We all known that $$ \lim_{n \to \infty}\; ( 1 + 1/n )^n = {\rm e} \; . $$ My question is, for which $p$ does the limit still be ${\rm e}$, when $n$ is replaced by $n^p$ ? $$ \lim_{n \to \infty} \;( 1 + 1/n^{p} )^{n^{p}} \;?=?\; {\rm e} \; . $$ For example, when $p=\frac{1}{2}$, then $$ \lim_{n \to \infty} \; \left( 1 + 1/\sqrt{n} \right)^{\sqrt{n}} = {\rm e} \; . $$ But when $p=-\frac{1}{2}$, $$ \lim_{n \to \infty} \; \left[ \left( 1+\sqrt{n} \right) ^{\frac{1}{\sqrt{n}}} \right] = 1 \;. $$

Over all $p \in \mathbb{R}$, what are the possibilites for those limits?

Solution 1:

A simple substitution of $u = n^p$ gives that

$$L := \lim_{n \to \infty} \left( 1 + \frac{1}{n^p} \right)^{n^p} = \lim_{u \to c} \left( 1 + \frac{1}{u} \right)^u$$

The question being, what is this "$c$" term I introduced? More clearly,

$$c = \lim_{n \to \infty} n^p$$

If $L = e$, then we need $c = \infty$. For that to happen we need $p \in (0,\infty)$.
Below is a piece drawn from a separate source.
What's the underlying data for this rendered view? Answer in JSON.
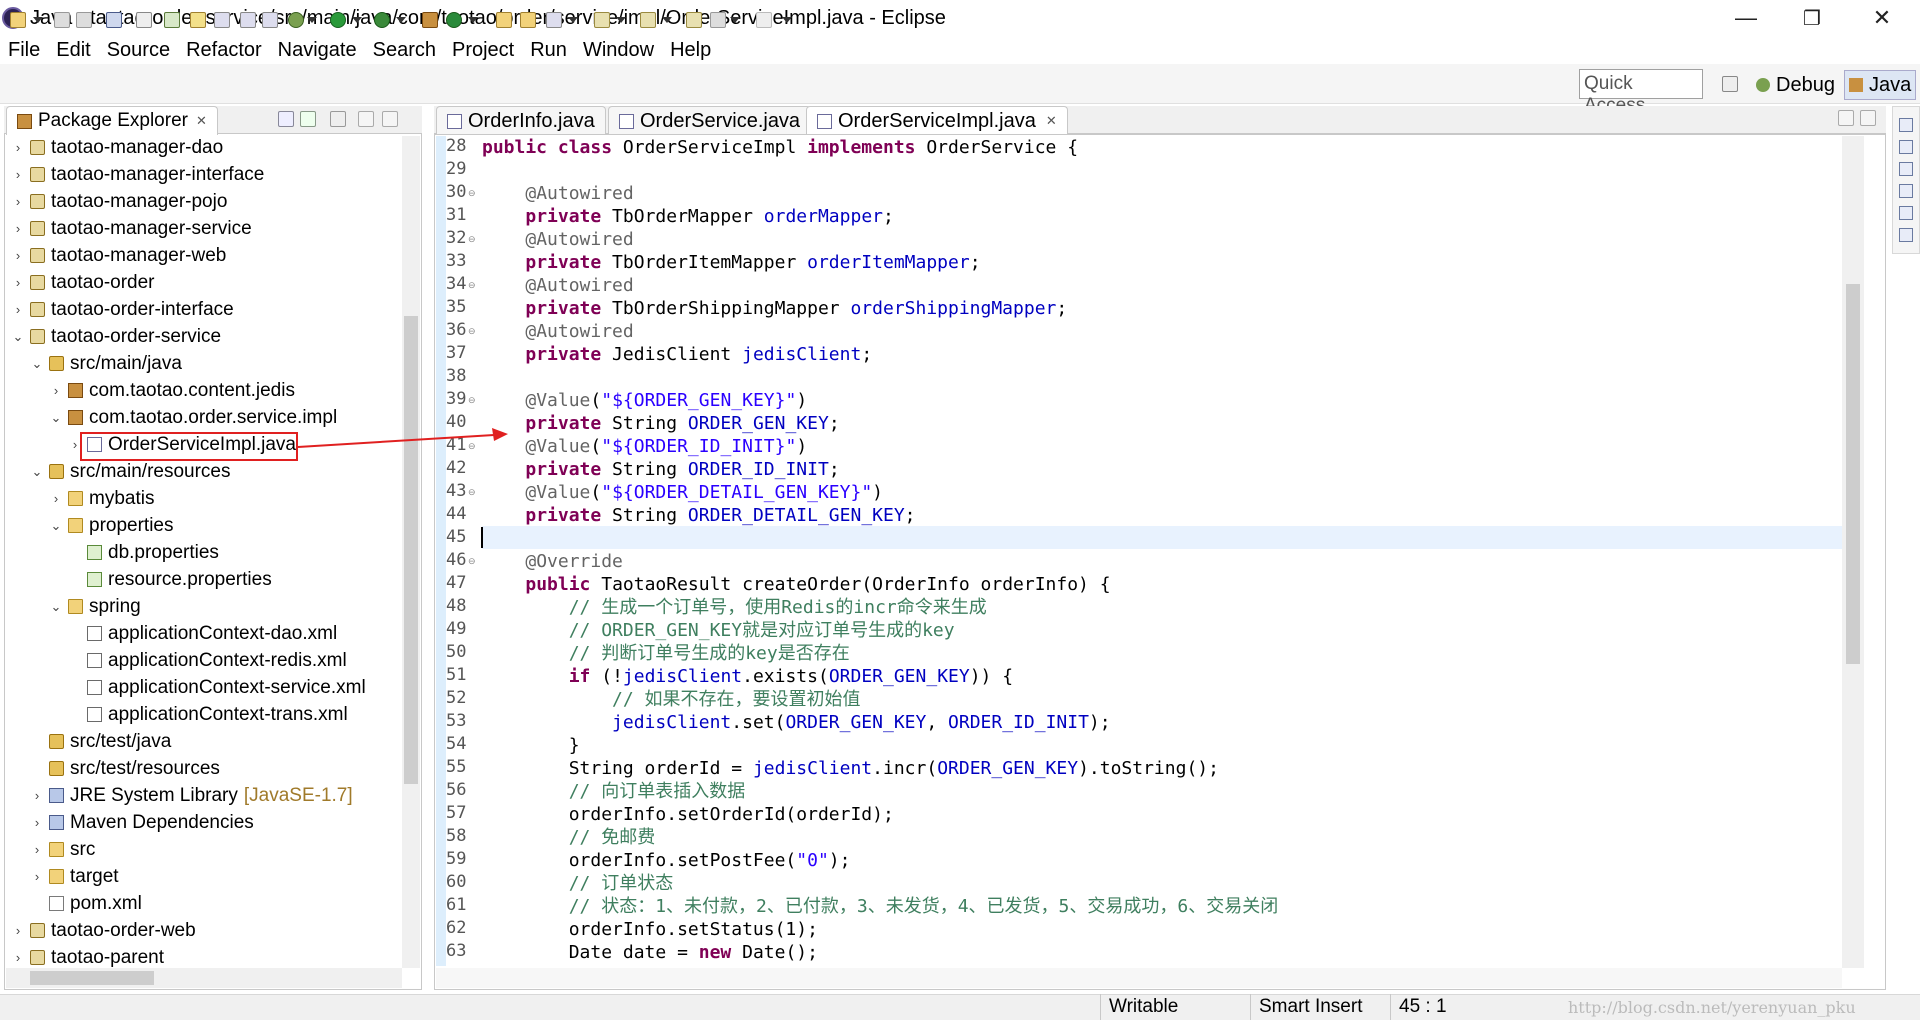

(If $p = 0$ then $c=1$ and $L=2$; if $p<0$, then $c = 0$ and $L=1$.)

Hence, we conclude that $p > 0$.

Solution 2:

More generally, $\lim_{h\to 0} (1+h)^{\frac{1}{h}} = e$. So whenever $p>0$ we have $\lim_{n\to\infty} (1+\frac{1}{n^p})^{n^p} = e$.

For $p=0$ we get the constant sequence $2$, and when $p<0$ we have $$\frac{1}{n^p}<1+\frac{1}{n^p} < \frac{2}{n^p}$$ so by the squeeze theorem $(1+\frac{1}{n^p})^{n^p}\to 1$.

(To elaborate on the last case: $(\frac{1}{n^p})^{n^p}=e^{-n^p \ln(n^p)}$, and that $n^p \ln(n^p)\to 0$ can be shown by L'Hopital's rule).